What could be worse than the virus Melissa of earlier this year? According to a team of computer scientists, it's a bug - for which you don't have to click ok to activate it - they found in "tens of millions" of Microsoft Windows computers which lets the bad guys take control of your personal computer by nothing more complicated than an e-mail message.
The good news: If you surf the Web by way of Netscape, you're not prone to its attack.
Which is probably just what Microsoft doesn't want to hear, considering a rash of security troubles its holdings or software have suffered of late.
This Windows security hole, the computer scientists tell Wired Digital, is in most copies of Windows 95 and all versions of Windows 98, and lets a hacker hide a malicious code in an e-mail message or Web page which can modify files surreptitiously, reformat your hard drive, or execute any DOS command.
"It's the Melissa virus but much worse," Rice University computer scientist Dan Wallach tells Wired Digital. "The Melissa virus required someone to click OK. This doesn't."
This is one back door Microsoft has acknowledged, says Wired Digital. The company has released an updated version of its Java virtual machine, which fixes the problem. But tens of millions who haven't downloaded the patch and have not disabled Java remain vulnerable to anyone who knows the bug's technology.

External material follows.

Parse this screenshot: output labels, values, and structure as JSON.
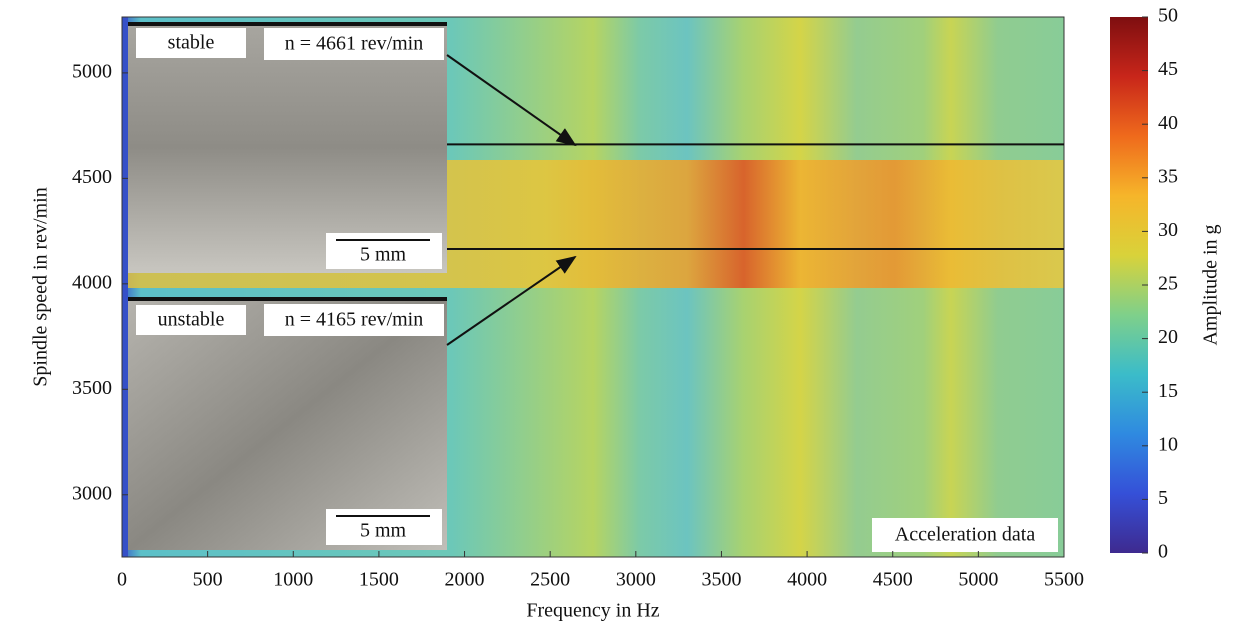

Most at risk: Windows users who read e-mail on Microsoft Outlook, Outlook Express, and Qualcomm's Eudora which use Microsoft's viewing software and have recent Java virtual machine versions.
And, Microsoft Internet Explorer 4 browsing is vulnerable if surfers click a Web site with malicious Java - but Netscape browsing isn't.
The bug works by sending specific messages to a Java thread repeatedly, and the Java virtual machine can't bat it away fast enough - the bug's tries take milliseconds, the computer scientists say, and in "less than a second, the Java VM's security is toast." Thus does the hostile Java program get full privileges.
The team tipped Microsoft off late last month and the company fixed the bug.